Shares of Broadcom $(AVGO)$ rose 11.2% on Monday after soaring 24.4% in Friday's session for their largest single-day percentage gain on record. That Friday rally amounted to $206 billion in market-capitalization gains, the sixth-largest one-day gain for any U.S. company on record, according to Dow Jones Market Data. The stock is now on track for its best monthly performance ever, up more than 50% over the course of December to date.
Broadcom was already a roughly $800 billion company before that surge into the $1 trillion camp, and eye-popping gains for a sizable artificial-intelligence semiconductor play might be giving Wall Street Nvidia Corp. $(NVDA)$ flashbacks. Broadcom's "robust AI story is finding its own 'Nvidia moment' with a likely sharp new product ramp into [the second half of] 2025, and outlook for material opportunity ... a few years out," Bernstein's Stacy Rasgon wrote on Monday.
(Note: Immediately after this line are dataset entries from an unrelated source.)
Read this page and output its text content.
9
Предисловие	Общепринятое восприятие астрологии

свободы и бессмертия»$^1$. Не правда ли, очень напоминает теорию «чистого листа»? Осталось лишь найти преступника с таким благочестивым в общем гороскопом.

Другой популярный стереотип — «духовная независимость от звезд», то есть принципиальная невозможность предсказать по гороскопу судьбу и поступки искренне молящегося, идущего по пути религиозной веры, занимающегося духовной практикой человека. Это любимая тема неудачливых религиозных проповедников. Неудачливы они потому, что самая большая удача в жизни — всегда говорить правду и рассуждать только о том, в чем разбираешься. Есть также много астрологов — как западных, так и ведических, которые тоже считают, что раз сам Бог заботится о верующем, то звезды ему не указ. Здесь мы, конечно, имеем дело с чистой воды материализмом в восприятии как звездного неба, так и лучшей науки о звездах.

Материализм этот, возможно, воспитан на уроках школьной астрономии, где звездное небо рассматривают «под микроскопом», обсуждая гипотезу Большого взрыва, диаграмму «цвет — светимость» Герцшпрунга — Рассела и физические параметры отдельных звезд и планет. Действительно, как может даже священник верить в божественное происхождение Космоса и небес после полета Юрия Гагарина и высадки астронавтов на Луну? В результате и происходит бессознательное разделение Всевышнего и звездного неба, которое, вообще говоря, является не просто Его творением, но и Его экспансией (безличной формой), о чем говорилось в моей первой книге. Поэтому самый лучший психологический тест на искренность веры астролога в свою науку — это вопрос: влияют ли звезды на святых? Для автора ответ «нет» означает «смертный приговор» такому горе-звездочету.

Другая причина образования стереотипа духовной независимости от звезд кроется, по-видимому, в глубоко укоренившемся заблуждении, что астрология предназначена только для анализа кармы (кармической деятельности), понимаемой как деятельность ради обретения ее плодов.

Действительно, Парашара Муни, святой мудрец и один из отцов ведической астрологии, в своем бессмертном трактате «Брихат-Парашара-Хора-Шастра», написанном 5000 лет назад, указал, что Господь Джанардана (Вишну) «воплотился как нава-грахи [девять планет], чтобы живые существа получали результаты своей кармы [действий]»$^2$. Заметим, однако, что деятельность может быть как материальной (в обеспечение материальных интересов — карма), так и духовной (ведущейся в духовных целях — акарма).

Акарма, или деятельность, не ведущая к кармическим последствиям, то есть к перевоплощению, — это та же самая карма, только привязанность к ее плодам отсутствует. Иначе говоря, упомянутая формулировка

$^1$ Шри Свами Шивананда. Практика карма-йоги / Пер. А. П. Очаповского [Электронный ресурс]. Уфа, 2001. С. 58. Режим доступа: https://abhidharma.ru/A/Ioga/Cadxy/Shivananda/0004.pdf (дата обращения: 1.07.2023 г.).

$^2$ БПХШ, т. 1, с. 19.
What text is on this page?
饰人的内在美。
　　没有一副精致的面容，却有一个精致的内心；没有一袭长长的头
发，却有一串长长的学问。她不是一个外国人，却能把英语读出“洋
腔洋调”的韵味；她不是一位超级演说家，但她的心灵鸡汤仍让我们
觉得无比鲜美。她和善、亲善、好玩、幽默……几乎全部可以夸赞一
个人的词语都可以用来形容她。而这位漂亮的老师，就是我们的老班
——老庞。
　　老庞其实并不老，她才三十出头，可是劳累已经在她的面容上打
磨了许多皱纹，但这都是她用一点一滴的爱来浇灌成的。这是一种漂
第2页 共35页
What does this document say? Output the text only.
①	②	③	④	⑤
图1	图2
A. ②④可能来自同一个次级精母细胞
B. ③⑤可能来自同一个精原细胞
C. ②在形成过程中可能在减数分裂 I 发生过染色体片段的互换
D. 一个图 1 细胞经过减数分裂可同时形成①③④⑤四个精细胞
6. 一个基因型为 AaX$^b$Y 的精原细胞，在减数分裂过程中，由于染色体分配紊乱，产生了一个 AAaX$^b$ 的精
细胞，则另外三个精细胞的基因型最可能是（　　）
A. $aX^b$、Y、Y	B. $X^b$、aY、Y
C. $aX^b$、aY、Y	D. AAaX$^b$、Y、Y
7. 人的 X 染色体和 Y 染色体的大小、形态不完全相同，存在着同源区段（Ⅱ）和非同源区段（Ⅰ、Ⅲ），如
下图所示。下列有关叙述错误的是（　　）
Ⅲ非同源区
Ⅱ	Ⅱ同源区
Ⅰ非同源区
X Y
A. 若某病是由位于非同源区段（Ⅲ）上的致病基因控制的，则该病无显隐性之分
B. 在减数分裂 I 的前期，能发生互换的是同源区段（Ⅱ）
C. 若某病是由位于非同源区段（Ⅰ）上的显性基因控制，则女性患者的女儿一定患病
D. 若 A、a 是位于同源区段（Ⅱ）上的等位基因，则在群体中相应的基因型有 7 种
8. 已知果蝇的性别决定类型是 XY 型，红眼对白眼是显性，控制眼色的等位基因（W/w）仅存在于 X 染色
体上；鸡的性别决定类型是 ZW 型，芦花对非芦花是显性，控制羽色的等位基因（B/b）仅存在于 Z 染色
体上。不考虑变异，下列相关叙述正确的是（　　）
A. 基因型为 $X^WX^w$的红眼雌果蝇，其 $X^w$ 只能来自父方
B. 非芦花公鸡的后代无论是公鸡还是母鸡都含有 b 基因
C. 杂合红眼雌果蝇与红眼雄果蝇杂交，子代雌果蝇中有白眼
He wrote of the company's projection for a $60 billion to $90 billion serviceable addressable market in AI come fiscal 2027, based on the current lineup of hyperscale customer deployments. Management mentioned the market could be bigger if more companies in discussions with Broadcom get on board.
Rasgon called Broadcom his top pick within semiconductors, touching on various elements of the company's story. As is the case for many other companies in the sector, Broadcom's core business outside of AI "remains fairly lousy," according to Rasgon. But "the core semi set-up into 2025 looks better given some signs of improvement and easy compares," he added.
Additionally, Broadcom is "currently killing it on VMware which (now a year into the completed deal) is markedly exceeding expectations" on numerous fronts," Rasgon wrote.
He's upbeat about Nvidia as well, saying that investors "still have to be there" when it comes to the stock.
"2025 seems likely to be an exceedingly good year," Rasgon said. "We get worries on 2026 of course, but right now spending and purchase intention from customers appears off the charts (so the only ones worried seem to be investors, not the ones actually spending the money)."